Par exemple, chez des souris saines ou immunodéprimées traitées par différents
immunomédiateurs, des effets opposés selon l'état immunitaire ont été obtenus,
les souris saines étant immuno-déprimées par le traitement et les souris en
immuno-dépression étant stimulées (Bastide, et coll., 1985, 1995). Des effets
d'aggravation de symptômes sont souvent observés au début d'un traitement
homéopathique; mais des aggravations plus importantes peuvent être observées
chez des patients trop faibles recevant une trop grande dilution (trop
puissante puisque l’intensité de la réponse augmente avec la dilution). Dans un
modèle expérimental de souris irradiées, traitées par un mélange de hautes
dilutions de bursine, thymuline, interleukine 3, les souris ont été fortement
protégées par le traitement pendant la saison chaude mais une mortalité
supérieure aux témoins a été observée
pendant la saison froide, période d’immunodépression circa-annuelle
(Guennoun & coll., 1996, 1997 ; Guennoun, 2000).
Des conditions environnementales différentes peuvent
également modifier la réponse des sujets dans le sens opposé: Reilly (1986) a
démontré une amélioration des symptômes du rhume des foins par Pollens 30 CH
.Dans l’expérimentation clinique d’Aabel (2000), les sujets allergiques au
bouleau recevant Betula 30CH ont eu
une symptomatologie plus forte que ceux recevant le placebo .Dans ce
dernier cas, une augmentation du pollen de bouleau dans l'atmosphère avait été
observée ainsi qu'une augmentation de la température (paramètres
environnementaux). Nous retrouvons là le rôle de ces paramètres dans la
reproductibilité d'une expérience.
Effet des
hautes dilutions transmis aux organismes traités sans contact direct lors d'essais multicentriques et en aveugle faisant
appel à la thyroxine en solution non moléculaire (30 D) sur la métamorphose des
têtards (Endler et coll., 1995, 1997, 1998). La solution était placée soit dans
l'aquarium, soit dans une ampoule de verre scellée placée dans l'aquarium, soit
après digitalisation électronique et transmission à de l'eau par un appareil
adapté qui est versée ensuite dans l'aquarium. Ce paramètre électromagnétique
semble être un élément de l'activité des dilutions puisque des dilutions
homéopathiques d'histamine 30CH traitées par un champ e.m (50 Hz, 150 Oersted,
15 min) ont perdu leur activité sur le cœur isolé de cobaye sensibilisé (Hadji
et coll.,1992)
Effet de hautes dilutions annulant un effet moléculaire
par administration simultanée : ces résultats ont été observés dans deux modèles
différents et dans deux laboratoires différents. Il a été montré dans des
modèles in vivo que l'association
dans la même administration du produit utilisé à une concentration pharmacologique
active et de sa dilution dilution 15 CH faisait disparaître l'activité
pharmacologique. Ceci a été démontré pour l'aspirine (Belougne-Malfati et
coll., 1998). De la même façon la dexaméthasone a perdu ses propriétés
anti-inflammatoires dans l'œdème à la carragénine ( Bonamin et coll., 2000).

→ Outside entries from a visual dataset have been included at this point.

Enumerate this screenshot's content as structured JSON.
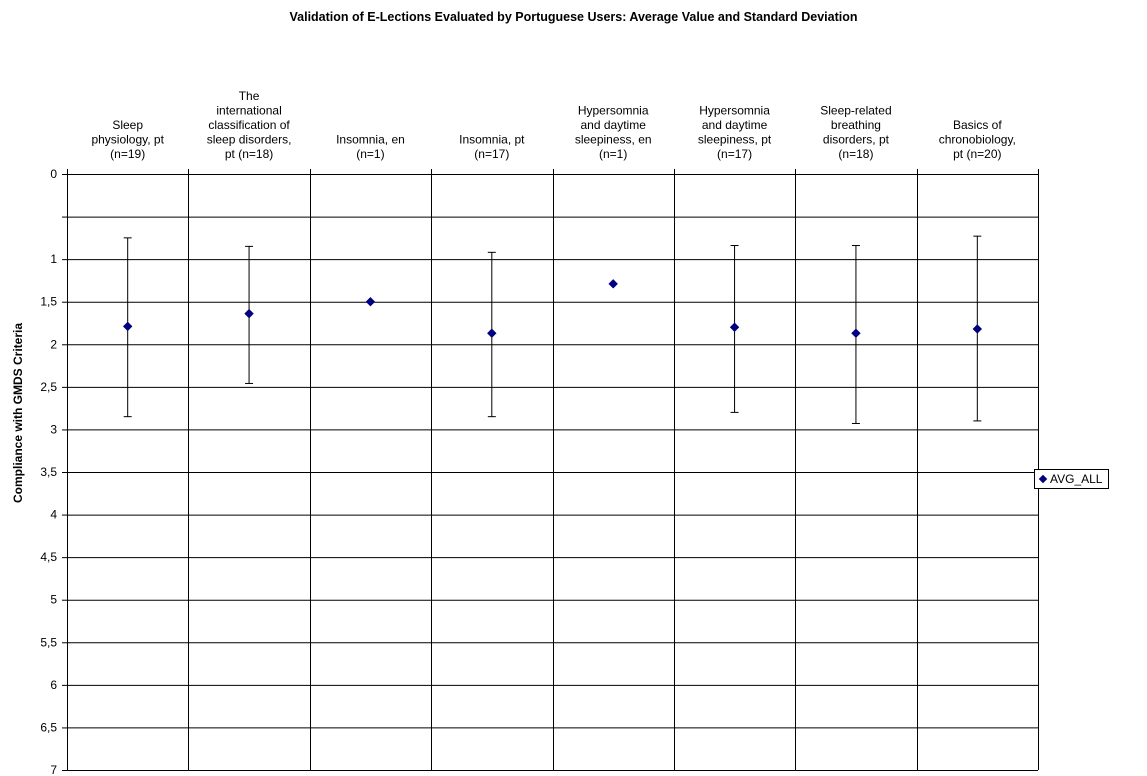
{
  "chart_data": {
    "type": "scatter",
    "title": "Validation of E-Lections Evaluated by Portuguese Users: Average Value and Standard Deviation",
    "xlabel": "",
    "ylabel": "Compliance with GMDS Criteria",
    "y_axis_reversed": true,
    "ylim": [
      0,
      7
    ],
    "y_ticks": [
      {
        "value": 0,
        "label": "0"
      },
      {
        "value": 1,
        "label": "1"
      },
      {
        "value": 1.5,
        "label": "1,5"
      },
      {
        "value": 2,
        "label": "2"
      },
      {
        "value": 2.5,
        "label": "2,5"
      },
      {
        "value": 3,
        "label": "3"
      },
      {
        "value": 3.5,
        "label": "3,5"
      },
      {
        "value": 4,
        "label": "4"
      },
      {
        "value": 4.5,
        "label": "4,5"
      },
      {
        "value": 5,
        "label": "5"
      },
      {
        "value": 5.5,
        "label": "5,5"
      },
      {
        "value": 6,
        "label": "6"
      },
      {
        "value": 6.5,
        "label": "6,5"
      },
      {
        "value": 7,
        "label": "7"
      }
    ],
    "grid": true,
    "legend_position": "right",
    "categories": [
      [
        "Sleep",
        "physiology, pt",
        "(n=19)"
      ],
      [
        "The",
        "international",
        "classification of",
        "sleep disorders,",
        "pt (n=18)"
      ],
      [
        "Insomnia, en",
        "(n=1)"
      ],
      [
        "Insomnia, pt",
        "(n=17)"
      ],
      [
        "Hypersomnia",
        "and daytime",
        "sleepiness, en",
        "(n=1)"
      ],
      [
        "Hypersomnia",
        "and daytime",
        "sleepiness, pt",
        "(n=17)"
      ],
      [
        "Sleep-related",
        "breathing",
        "disorders, pt",
        "(n=18)"
      ],
      [
        "Basics of",
        "chronobiology,",
        "pt (n=20)"
      ]
    ],
    "series": [
      {
        "name": "AVG_ALL",
        "color": "#000080",
        "values": [
          1.79,
          1.64,
          1.5,
          1.87,
          1.29,
          1.8,
          1.87,
          1.82
        ],
        "error_low": [
          0.75,
          0.85,
          null,
          0.92,
          null,
          0.84,
          0.84,
          0.73
        ],
        "error_high": [
          2.85,
          2.46,
          null,
          2.85,
          null,
          2.8,
          2.93,
          2.9
        ]
      }
    ]
  }
}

Effet du solvant dynamisé : L'eau purifiée et distillée qui
subit la même préparation (dilution-dynamisation) que la dilution homéopathique
mais sans produit de départ est désignée par "solvant dynamisé". Plusieurs
chercheurs ont observé que dans certains modèles expérimentaux appartenant
plutôt au groupe de l'endo-iso-thérapie in
vivo, des effets pouvaient être observés dans les groupes d'animaux ne
recevant que le solvant dynamisé (Guennoun, 2000). Toutefois, ces résultats
sont toujours aléatoires et non répétables. Ils montrent que le traitement
dilution-dynamisation confère au solvant des propriétés particulières.
Hypothèses
expliquant l'action de l'homéopathie
La pharmacologie classique est
construite sur l'interaction molécule-récepteur qui représente une sorte
d'unité conceptuelle du modèle d'activité moléculaire. Ce système est validé
par les innombrables travaux publiés dans la littérature scientifique et
médicale. Malheureusement, les particularités citées plus haut et la nature
même des principes homéopathiques nous forcent à éliminer ce type d'explication
pour l'homéopathie.
Les
effets action-réaction
Le modèle cybernétique
Un
échange de fonctions existe dans l'organisme basé sur des "signaux"
qui déclenchent directement des modifications d'organisation des molécules qui
à leur tour modifient les effets moléculaires : nous sommes dans les fonctions
de régulation liées à la transconformation de récpteurs, à la présence de
substance à seuil, à l'action de second messagers, etc…C'est ainsi que les
modifications de fonctionnement de granulocytes neutrophiles par des
différences de concentration d’un facteur chimiotactique (Bellavite &
coll., 1993, 1997) ont été confondus avec un mécanisme "homéopathique".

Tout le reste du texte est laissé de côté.